Two more articles on pensions worth reading. The first is from Steve Peoples in the Projo…
Pensions for teachers and state employees will cost Rhode Island taxpayers $397 million next year.
That’s an increase of roughly $50 million, or 14 percent, over this fiscal year. And it represents a significant and unexpected new burden for every city and town at a time when any additional state aid to local communities has all but dried up.
The cost of the state pension system, which covers more than 45,000 working and retired state employees and public school teachers, for the next fiscal year was set by the State Retirement Board this week. The numbers will be used as the state and municipalities craft budgets that will take effect July 1, 2008 — a process that has already begun…
The rising costs are largely because there isn’t enough money in the system to pay for the state’s pension obligations, something known as unfunded liability. The state is in the 7th year of a 30-year plan to pay off its unfunded liability, which has risen from $4.3 billion to $4.9 billion, according to the actuary’s report.
Officials say that the state’s unfunded liability is growing for two main reasons: most retirees are simply living longer; and the fund continues to suffer from the lingering effects of the poor stock market performance several years ago. This wasn’t supposed to happen.
Also, Joe Mysak
of Bloomberg News
has picked up on the municipal pensions story…
Municipalities don’t do a good job of putting money away for pensions. They also aren’t good investors. That’s another part of the puzzle, when it comes to public pensions. You have to save money, and you also have to invest it prudently. On page 21 of [the RI Auditor General’s] 36-page report, there’s a table comparing assumed rates of return to actual rates of return.
The 25 municipalities who run their own pension plans all thought they would make average returns of 7.85 percent.
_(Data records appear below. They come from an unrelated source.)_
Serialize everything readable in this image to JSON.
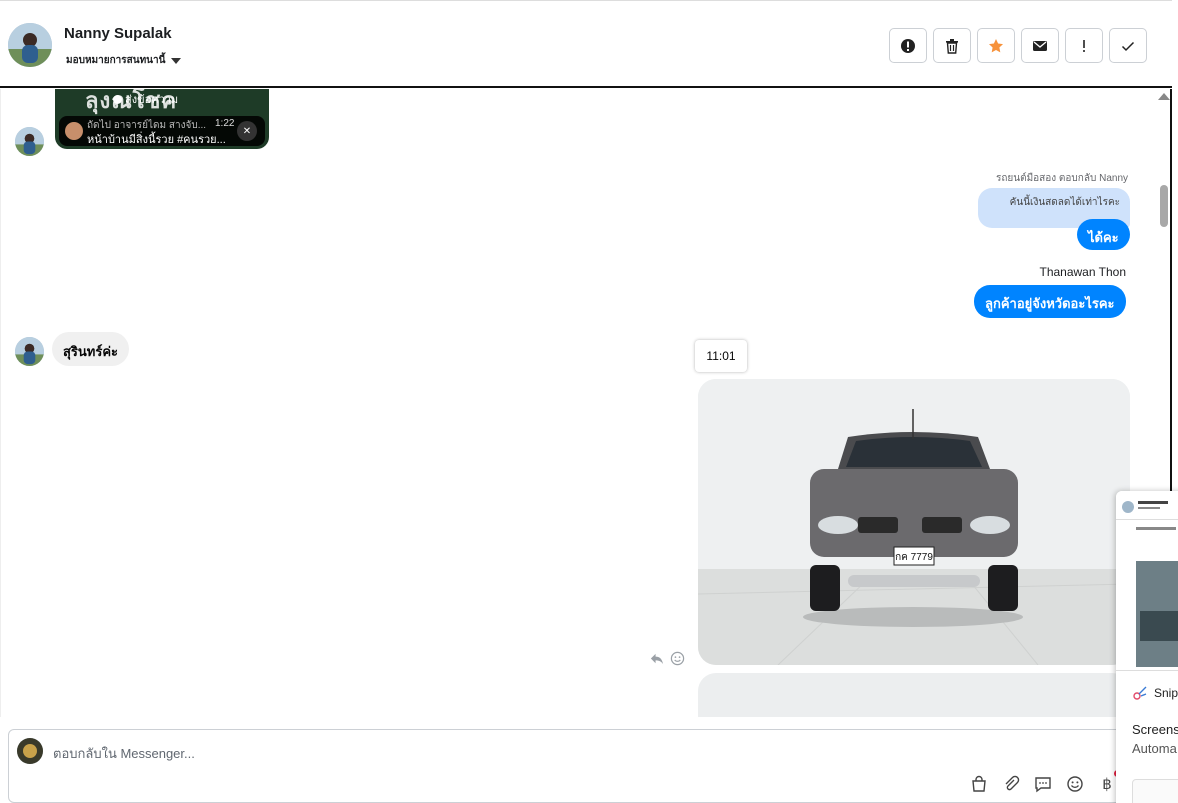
{
  "header": {
    "contact_name": "Nanny Supalak",
    "assign_label": "มอบหมายการสนทนานี้",
    "actions": [
      {
        "name": "report-spam-button",
        "icon": "alert-circle-icon"
      },
      {
        "name": "delete-button",
        "icon": "trash-icon"
      },
      {
        "name": "star-button",
        "icon": "star-icon",
        "color": "#f7923b"
      },
      {
        "name": "mark-unread-button",
        "icon": "envelope-icon"
      },
      {
        "name": "priority-button",
        "icon": "exclamation-icon"
      },
      {
        "name": "mark-done-button",
        "icon": "check-icon"
      }
    ]
  },
  "shared_post": {
    "overlay_text": "ส่งข้อความ",
    "subtitle": "ถัดไป อาจารย์ไดม สางจับ...",
    "duration": "1:22",
    "title": "หน้าบ้านมีสิ่งนี้รวย #คนรวย..."
  },
  "messages": {
    "reply_meta": "รถยนต์มือสอง ตอบกลับ Nanny",
    "quoted_text": "คันนี้เงินสดลดได้เท่าไรคะ",
    "outgoing_1": "ได้คะ",
    "sender_name": "Thanawan Thon",
    "outgoing_2": "ลูกค้าอยู่จังหวัดอะไรคะ",
    "incoming_1": "สุรินทร์ค่ะ",
    "time_chip": "11:01",
    "plate_text": "กค 7779"
  },
  "composer": {
    "placeholder": "ตอบกลับใน Messenger..."
  },
  "snip": {
    "app_name": "Snip",
    "line1": "Screens",
    "line2": "Automa"
  },
  "colors": {
    "accent": "#0084ff",
    "quoted_bg": "#cfe2fb",
    "star": "#f7923b"
  }
}
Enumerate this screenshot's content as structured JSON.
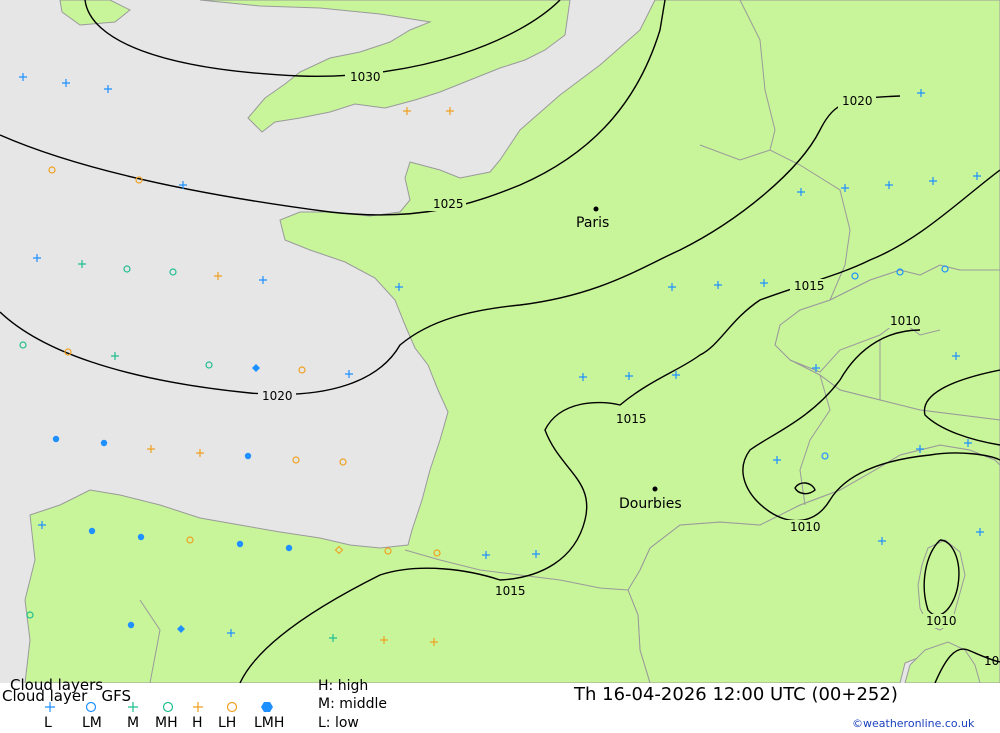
{
  "map": {
    "cities": [
      {
        "name": "Paris"
      },
      {
        "name": "Dourbies"
      }
    ],
    "isobar_labels": [
      "1030",
      "1025",
      "1020",
      "1020",
      "1015",
      "1015",
      "1015",
      "1010",
      "1010",
      "1010",
      "10"
    ]
  },
  "footer": {
    "title_line1": "Cloud layers",
    "title_line2": "Cloud layer   GFS",
    "legend_codes": [
      "L",
      "LM",
      "M",
      "MH",
      "H",
      "LH",
      "LMH"
    ],
    "level_high": "H: high",
    "level_middle": "M: middle",
    "level_low": "L: low",
    "datetime": "Th 16-04-2026 12:00 UTC (00+252)",
    "copyright": "©weatheronline.co.uk"
  },
  "colors": {
    "sea": "#e6e6e6",
    "land": "#c8f59a",
    "low": "#1e90ff",
    "middle": "#1fbf8f",
    "high": "#f0a020"
  }
}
Between 2002 and 2006, they made an average of 4.7 percent.
The auditor general makes a number of suggestions, among them creating a pooled investment trust for locally administered pension plans, and doing away with local plans entirely.
We hear a lot about state pension funds, and almost nothing about the ones being run at the local level. That’s going to change, because the real problems are in the cities, towns and counties.
According to the Rhode Island General Treasurer’s Office
, the state employee retirement system had a 7.5% return
on its investments over the 2002-2006 period. That’s quite a difference from the 4.7% return in the municipal systems.